Object 30 - Portia's reference to a ‘deep glass’ in Shakespeare's Merchant of Venice suggests something like this, a remarkably fine and well preserved example of a sixteenth-century berkemeier.

Peter Hewitt

Peter Hewitt is Doctoral Researcher in History at the University of Birmingham.

In the Merchant of Venice, Portia speaks of a German suitor, whom she likes “Very vilely in the morning, when he is sober, and most vilely in the afternoon, when he is drunk”.  To identify the drunken habits of the suitor, she lays a trap:

Therefore, for fear of the worst, I pray thee, set a
deep glass of rhenish wine on the contrary casket,
for if the devil be within and that temptation
without, I know he will choose it. I will do any
thing, Nerissa, ere I'll be married to a sponge.
(The Merchant of Venice, 1.2)

Glass
Berkemeier glass, 16th century, Shakespeare Birthplace Trust collections

Here Shakespeare uses the suitor's greedy desire for ‘Rhenish wine’ in a seemingly perennial English pastime:  poking fun at the Germans.  Portia's reference to a ‘deep glass’ suggests Shakespeare had in mind a drinking glass like this one in the collection of the Shakespeare Birthplace Trust, which appears to be a remarkably fine and well preserved example of a sixteenth-century berkemeier.  It is a beautiful pale green colour, and its central stem has been dotted with globules of molten glass, which have been pinched with tongs to create thorn-like decorations (a process known as prunting).  The colour of the glass emphasised the rich golden-yellow of Rhenish wine – it was the best way to drink it.
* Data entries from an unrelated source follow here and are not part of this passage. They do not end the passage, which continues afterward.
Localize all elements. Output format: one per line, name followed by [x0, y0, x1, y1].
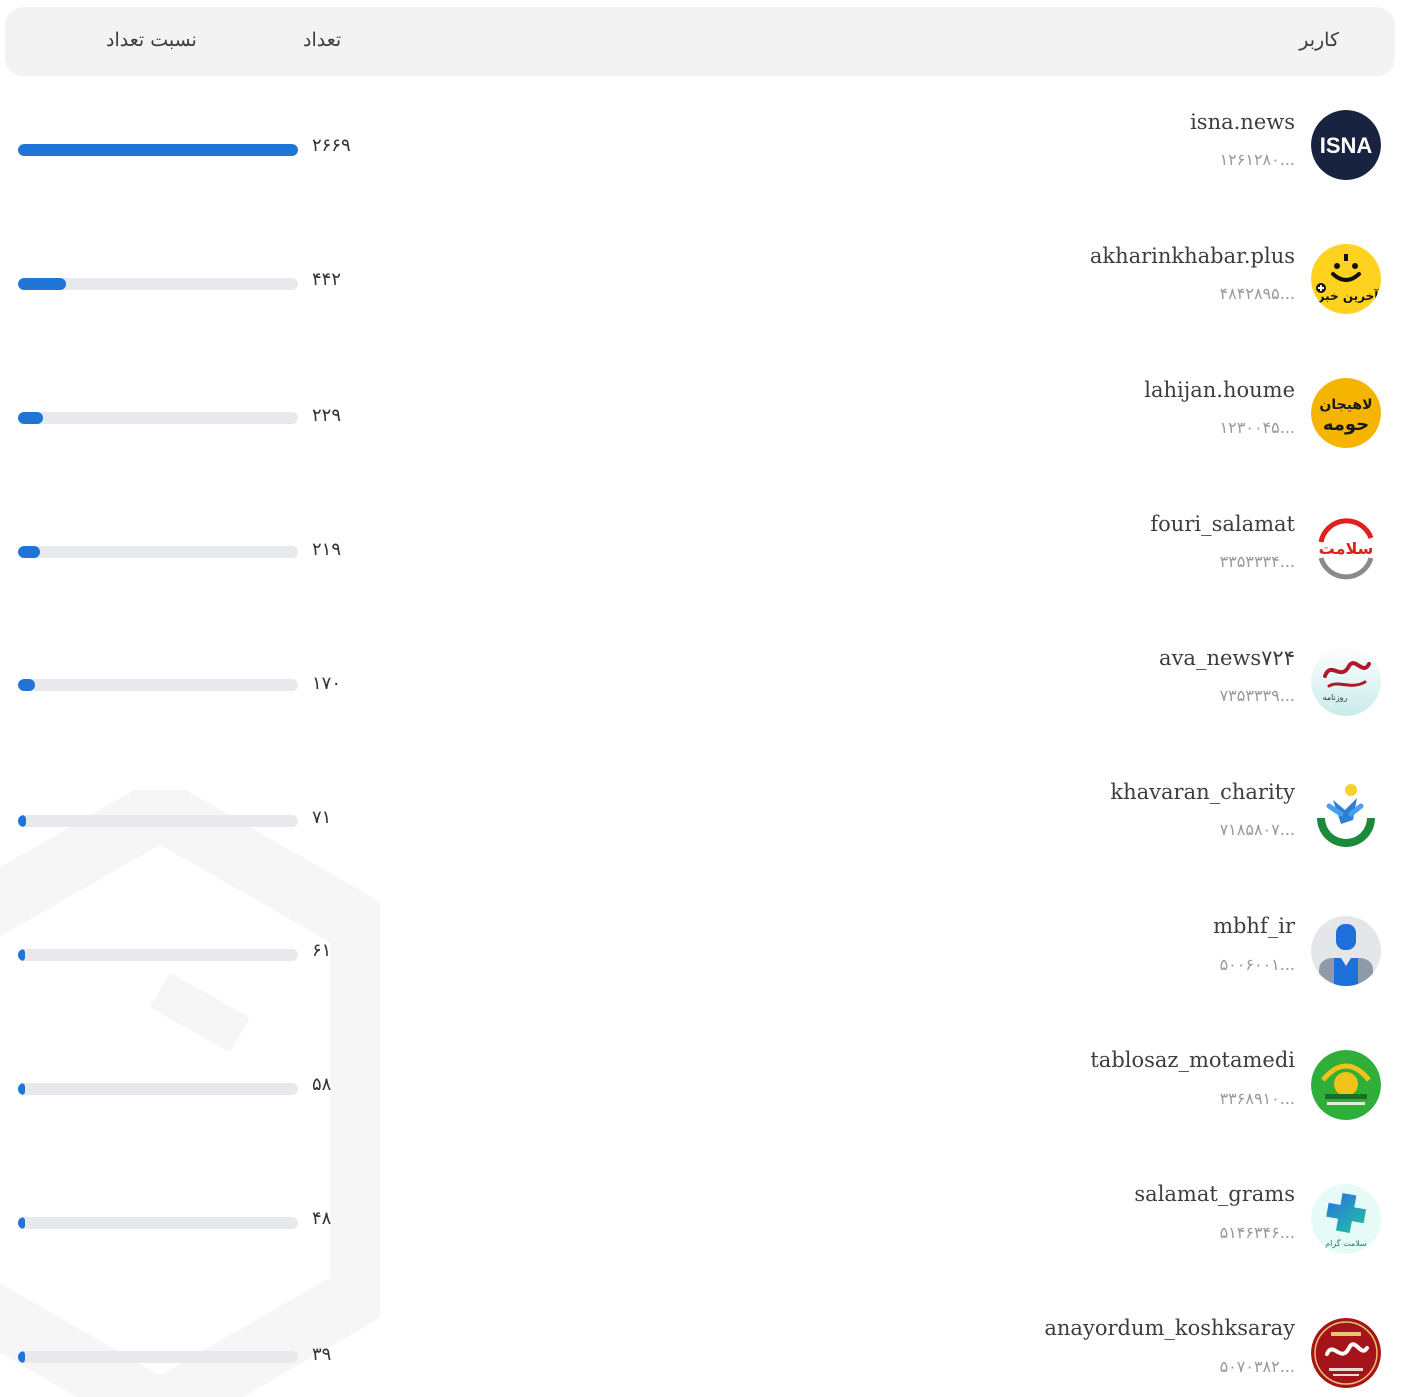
- count-value: ۳۹: [312, 1344, 332, 1365]
- avatar[interactable]: آخرین خبر: [1311, 244, 1381, 314]
- username[interactable]: isna.news: [1190, 112, 1295, 133]
- column-header-user[interactable]: کاربر: [1299, 31, 1339, 50]
- table-row[interactable]: سلامت fouri_salamat ۳۳۵۳۳۳۴... ۲۱۹: [0, 512, 1402, 646]
- user-id: ۷۱۸۵۸۰۷...: [1219, 820, 1295, 839]
- user-id: ۷۳۵۳۳۳۹...: [1219, 686, 1295, 705]
- ratio-bar: [18, 278, 298, 290]
- ratio-bar: [18, 679, 298, 691]
- user-id: ۵۰۷۰۳۸۲...: [1219, 1357, 1295, 1376]
- page: کاربر تعداد نسبت تعداد ISNA isna.news ۱۲…: [0, 0, 1402, 1397]
- avatar[interactable]: سلامت: [1311, 512, 1381, 582]
- table-row[interactable]: سلامت گرام salamat_grams ۵۱۴۶۳۴۶... ۴۸: [0, 1184, 1402, 1318]
- username[interactable]: mbhf_ir: [1213, 916, 1295, 937]
- ratio-bar: [18, 1083, 298, 1095]
- avatar[interactable]: لاهیجان حومه: [1311, 378, 1381, 448]
- ratio-bar-fill: [18, 1083, 25, 1095]
- ratio-bar-fill: [18, 949, 25, 961]
- anayordum-logo-icon: [1311, 1318, 1381, 1388]
- user-id: ۳۳۵۳۳۳۴...: [1219, 552, 1295, 571]
- username[interactable]: khavaran_charity: [1110, 782, 1295, 803]
- user-id: ۵۱۴۶۳۴۶...: [1219, 1223, 1295, 1242]
- ratio-bar-fill: [18, 546, 41, 558]
- ratio-bar: [18, 546, 298, 558]
- user-id: ۱۲۶۱۲۸۰...: [1219, 150, 1295, 169]
- lahijan-logo-text-bottom: حومه: [1323, 414, 1369, 435]
- table-row[interactable]: anayordum_koshksaray ۵۰۷۰۳۸۲... ۳۹: [0, 1318, 1402, 1397]
- lahijan-logo-icon: لاهیجان حومه: [1311, 378, 1381, 448]
- table-row[interactable]: khavaran_charity ۷۱۸۵۸۰۷... ۷۱: [0, 780, 1402, 914]
- ratio-bar-fill: [18, 1217, 25, 1229]
- table-row[interactable]: لاهیجان حومه lahijan.houme ۱۲۳۰۰۴۵... ۲۲…: [0, 378, 1402, 512]
- avatar[interactable]: [1311, 1050, 1381, 1120]
- user-id: ۵۰۰۶۰۰۱...: [1219, 955, 1295, 974]
- isna-logo-text: ISNA: [1320, 133, 1373, 158]
- count-value: ۲۲۹: [312, 405, 342, 426]
- username[interactable]: salamat_grams: [1134, 1184, 1295, 1205]
- table-row[interactable]: روزنامه ava_news۷۲۴ ۷۳۵۳۳۳۹... ۱۷۰: [0, 646, 1402, 780]
- akharinkhabar-logo-text: آخرین خبر: [1317, 288, 1380, 303]
- salamatgram-logo-icon: سلامت گرام: [1311, 1184, 1381, 1254]
- username[interactable]: akharinkhabar.plus: [1090, 246, 1295, 267]
- column-header-ratio[interactable]: نسبت تعداد: [106, 31, 197, 50]
- user-id: ۴۸۴۲۸۹۵...: [1219, 284, 1295, 303]
- count-value: ۲۱۹: [312, 539, 342, 560]
- khavaran-logo-icon: [1311, 780, 1381, 850]
- table-row[interactable]: ISNA isna.news ۱۲۶۱۲۸۰... ۲۶۶۹: [0, 110, 1402, 244]
- ratio-bar: [18, 815, 298, 827]
- count-value: ۲۶۶۹: [312, 135, 351, 156]
- username[interactable]: anayordum_koshksaray: [1044, 1318, 1295, 1339]
- ratio-bar-fill: [18, 815, 27, 827]
- salamat-logo-text: سلامت: [1319, 539, 1374, 558]
- ratio-bar-fill: [18, 278, 66, 290]
- salamatgram-logo-text: سلامت گرام: [1325, 1238, 1367, 1248]
- akharinkhabar-logo-icon: آخرین خبر: [1311, 244, 1381, 314]
- lahijan-logo-text-top: لاهیجان: [1319, 397, 1372, 413]
- avatar[interactable]: سلامت گرام: [1311, 1184, 1381, 1254]
- ratio-bar-fill: [18, 679, 35, 691]
- ava-logo-icon: روزنامه: [1311, 646, 1381, 716]
- username[interactable]: tablosaz_motamedi: [1090, 1050, 1295, 1071]
- column-header-count[interactable]: تعداد: [303, 31, 341, 50]
- ratio-bar: [18, 1217, 298, 1229]
- username[interactable]: ava_news۷۲۴: [1159, 648, 1295, 669]
- count-value: ۴۴۲: [312, 269, 342, 290]
- ratio-bar-fill: [18, 412, 44, 424]
- ava-logo-text: روزنامه: [1323, 693, 1348, 702]
- avatar[interactable]: روزنامه: [1311, 646, 1381, 716]
- avatar[interactable]: [1311, 1318, 1381, 1388]
- username[interactable]: fouri_salamat: [1150, 514, 1295, 535]
- count-value: ۶۱: [312, 940, 332, 961]
- ratio-bar-fill: [18, 1351, 25, 1363]
- tablosaz-logo-icon: [1311, 1050, 1381, 1120]
- ratio-bar: [18, 412, 298, 424]
- count-value: ۴۸: [312, 1208, 332, 1229]
- ratio-bar: [18, 949, 298, 961]
- default-user-icon: [1311, 916, 1381, 986]
- isna-logo-icon: ISNA: [1311, 110, 1381, 180]
- username[interactable]: lahijan.houme: [1144, 380, 1295, 401]
- user-id: ۱۲۳۰۰۴۵...: [1219, 418, 1295, 437]
- avatar[interactable]: [1311, 916, 1381, 986]
- avatar[interactable]: ISNA: [1311, 110, 1381, 180]
- ratio-bar: [18, 144, 298, 156]
- salamat-logo-icon: سلامت: [1311, 512, 1381, 582]
- table-row[interactable]: آخرین خبر akharinkhabar.plus ۴۸۴۲۸۹۵... …: [0, 244, 1402, 378]
- avatar[interactable]: [1311, 780, 1381, 850]
- table-row[interactable]: tablosaz_motamedi ۳۳۶۸۹۱۰... ۵۸: [0, 1050, 1402, 1184]
- count-value: ۵۸: [312, 1074, 332, 1095]
- table-header: کاربر تعداد نسبت تعداد: [5, 7, 1395, 76]
- count-value: ۱۷۰: [312, 673, 342, 694]
- ratio-bar-fill: [18, 144, 298, 156]
- table-row[interactable]: mbhf_ir ۵۰۰۶۰۰۱... ۶۱: [0, 916, 1402, 1050]
- count-value: ۷۱: [312, 807, 332, 828]
- ratio-bar: [18, 1351, 298, 1363]
- user-id: ۳۳۶۸۹۱۰...: [1219, 1089, 1295, 1108]
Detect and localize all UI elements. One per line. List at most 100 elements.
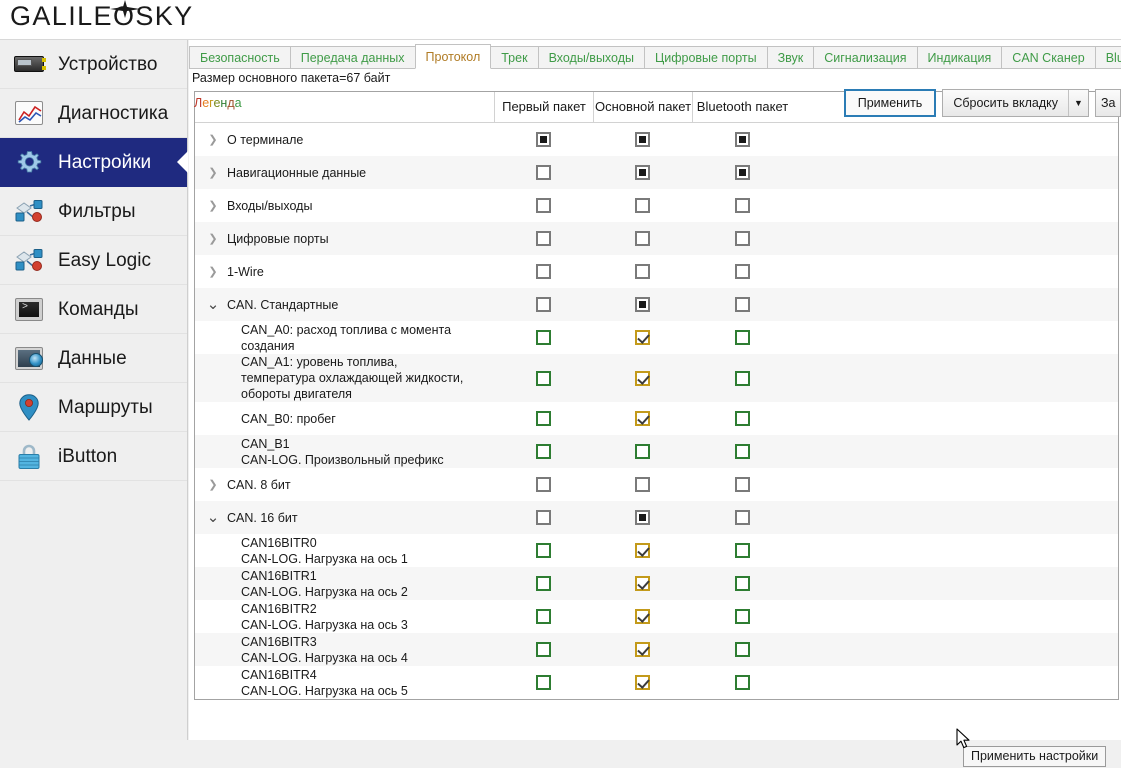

Glass blowers in the Lower Rhineland have been making prunted beakers like this since about 1400, but their earliest designs were very different.  Two examples (see picture below), made about 1450, are barrel shaped, and are much sturdier with larger prunted decoration.  They were known as ‘krautstrunck’, because they looked like cabbage stalks.  Although the quality varied, some were probably very expensive and highly prized objects, to the extent that some have even been used as reliquaries, or containers for the relics of saints.  In another example from 1450, the bones of a saint were placed inside and the top sealed with a wooden lid and wax.

Glass
c.1400-1450 Krautstrunck glasses from Wikipedia Commons

Whilst these earlier glasses could be used for storage, drinking or even as ritual objects, this particular glass from the SBT collection has a much more specific function.  The elegant curved bowl, and the small platelets of glass that form a fragile foot, suggest refined sipping and delicate manners.

But the thorn-like prunting tells a different story.  In the mid-sixteenth century, a Lutheran pastor from Bohemia penned a ‘Sermon on glass-making’. “Nowadays”, he writes, “one applies buttons, prunts and rings to glasses to make them sturdier.  Thus they can be held more easily in the hands of drunken and clumsy people.” (Johann Mathesius, Die Predigt vom Glasmachen 1562.  Mathesius was also a friend and biographer of Martin Luther.)

Drunkenness was evidently a matter of course and the conscientious glass blowers of the Rhineland modified their work over time to account for the excesses of drinkers.  In an age when eating rarely involved cutlery, and hands were greasy from all the meat dishes oozing with fat, this kind of prunting would have helped people to grip onto their glass.  In an ironic twist to Portia's humorous taunting of the German propensity to drink, it is worth remembering that, according to legend, Shakespeare together with John Drayton, and Ben Jonson “had a merry meeting and … drank too hard, for Shakespeare died of a fever there contracted.” (According to Rev John Ward, Vicar of Stratford, writing about 50 years after Shakespeare's death.)  Similarly, Shakespeare's contemporary, the Englishman Robert Greene, died, it was said, from a surfeit of pickled herrings and – Rhenish wine.